As a content marketer, you must focus on two things:
Providing interesting content. It could be entertaining or informative or both, so long as it captures and holds attention. But the content isn’t what’s keeping you in profit – it’s the products you’re selling. Content is simply a means to a sale.
Making a profit. This profit could come from ads on the page, or products you promote, or even products you create and sell.
One business, two functions: Entertainment and business.
When you view your business in this light, everything becomes much more clear. You suddenly know what it is that you have to do, and more importantly, what you don’t have to do.

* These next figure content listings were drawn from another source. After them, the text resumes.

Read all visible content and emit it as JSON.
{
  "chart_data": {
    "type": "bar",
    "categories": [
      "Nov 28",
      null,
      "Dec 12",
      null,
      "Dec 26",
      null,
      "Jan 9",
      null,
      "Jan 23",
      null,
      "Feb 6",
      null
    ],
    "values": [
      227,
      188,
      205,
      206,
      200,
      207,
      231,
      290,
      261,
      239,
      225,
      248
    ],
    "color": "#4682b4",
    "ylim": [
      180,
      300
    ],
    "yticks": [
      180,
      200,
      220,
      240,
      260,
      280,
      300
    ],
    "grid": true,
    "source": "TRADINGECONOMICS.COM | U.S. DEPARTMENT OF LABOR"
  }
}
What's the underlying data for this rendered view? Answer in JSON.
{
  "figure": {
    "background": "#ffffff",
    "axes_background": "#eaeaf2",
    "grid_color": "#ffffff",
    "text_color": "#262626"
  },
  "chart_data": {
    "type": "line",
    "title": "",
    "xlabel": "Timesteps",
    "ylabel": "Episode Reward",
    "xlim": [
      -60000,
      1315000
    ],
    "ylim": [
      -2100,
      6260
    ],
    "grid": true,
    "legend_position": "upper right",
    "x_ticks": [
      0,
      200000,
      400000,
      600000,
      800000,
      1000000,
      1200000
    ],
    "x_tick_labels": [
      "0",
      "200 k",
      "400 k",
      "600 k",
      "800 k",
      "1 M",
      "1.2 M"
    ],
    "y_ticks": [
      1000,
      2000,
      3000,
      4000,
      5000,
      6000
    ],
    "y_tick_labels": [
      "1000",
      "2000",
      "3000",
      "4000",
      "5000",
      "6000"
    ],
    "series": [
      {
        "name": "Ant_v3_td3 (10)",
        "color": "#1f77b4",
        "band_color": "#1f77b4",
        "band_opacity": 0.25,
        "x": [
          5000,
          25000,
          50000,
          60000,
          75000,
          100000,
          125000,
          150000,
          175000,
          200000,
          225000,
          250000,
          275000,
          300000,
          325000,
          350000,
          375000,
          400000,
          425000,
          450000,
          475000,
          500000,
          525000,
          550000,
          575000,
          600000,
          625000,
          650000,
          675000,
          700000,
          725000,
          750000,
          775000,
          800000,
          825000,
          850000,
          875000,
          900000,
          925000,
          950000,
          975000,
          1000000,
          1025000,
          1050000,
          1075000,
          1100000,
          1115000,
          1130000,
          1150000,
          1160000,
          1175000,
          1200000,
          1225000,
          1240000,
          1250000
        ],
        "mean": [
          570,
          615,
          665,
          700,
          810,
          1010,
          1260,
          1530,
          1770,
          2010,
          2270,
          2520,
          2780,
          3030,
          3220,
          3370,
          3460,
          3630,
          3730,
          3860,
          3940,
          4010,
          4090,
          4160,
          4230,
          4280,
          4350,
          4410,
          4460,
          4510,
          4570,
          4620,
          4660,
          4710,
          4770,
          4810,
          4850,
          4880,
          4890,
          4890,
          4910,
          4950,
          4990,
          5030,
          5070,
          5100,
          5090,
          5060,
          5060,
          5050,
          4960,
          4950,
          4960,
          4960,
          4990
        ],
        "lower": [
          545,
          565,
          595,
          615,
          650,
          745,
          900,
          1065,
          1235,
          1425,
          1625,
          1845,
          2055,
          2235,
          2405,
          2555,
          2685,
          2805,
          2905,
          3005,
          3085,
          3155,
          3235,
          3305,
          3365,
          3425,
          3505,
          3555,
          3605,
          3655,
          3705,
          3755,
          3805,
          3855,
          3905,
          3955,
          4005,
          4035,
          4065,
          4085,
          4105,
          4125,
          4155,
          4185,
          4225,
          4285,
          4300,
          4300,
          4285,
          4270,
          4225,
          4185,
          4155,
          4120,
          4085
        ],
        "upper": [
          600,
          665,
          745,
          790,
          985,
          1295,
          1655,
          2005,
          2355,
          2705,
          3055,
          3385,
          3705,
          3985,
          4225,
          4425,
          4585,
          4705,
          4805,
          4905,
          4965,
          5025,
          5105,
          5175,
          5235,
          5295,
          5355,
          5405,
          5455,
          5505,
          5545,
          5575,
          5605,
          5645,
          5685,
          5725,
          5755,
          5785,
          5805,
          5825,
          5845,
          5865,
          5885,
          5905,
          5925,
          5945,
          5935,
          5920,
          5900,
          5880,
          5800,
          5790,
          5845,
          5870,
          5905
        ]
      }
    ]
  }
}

Look at it this way: The only purpose for your content (blog posts, articles, podcasts, free ebooks, tweets, posts, etc.) is to gather the specific audience you want.
So you choose your audience and then tailor your content accordingly.
Now then, ideally you want your audience to sign up to your email list. This makes it far easier to do the business side of your business. Otherwise you are dependent on readers to click your ads or buy your products. But with a list, you can send emails to your prospects promoting products they can buy.
Your focus should be on turning every reader you can into a subscriber. And when you do, you offer them whatever it is that they already want.
Find out their desires and sell them the solutions and products they already want. Don’t try to forge new paths by educating your audience on what they “should” want. This is an uphill battle you will lose. Instead, discover what they already desire and also how they like to be sold. Then act accordingly.
Remember: Your content is simply a device to induce people to read and act upon your marketing. It’s that simple.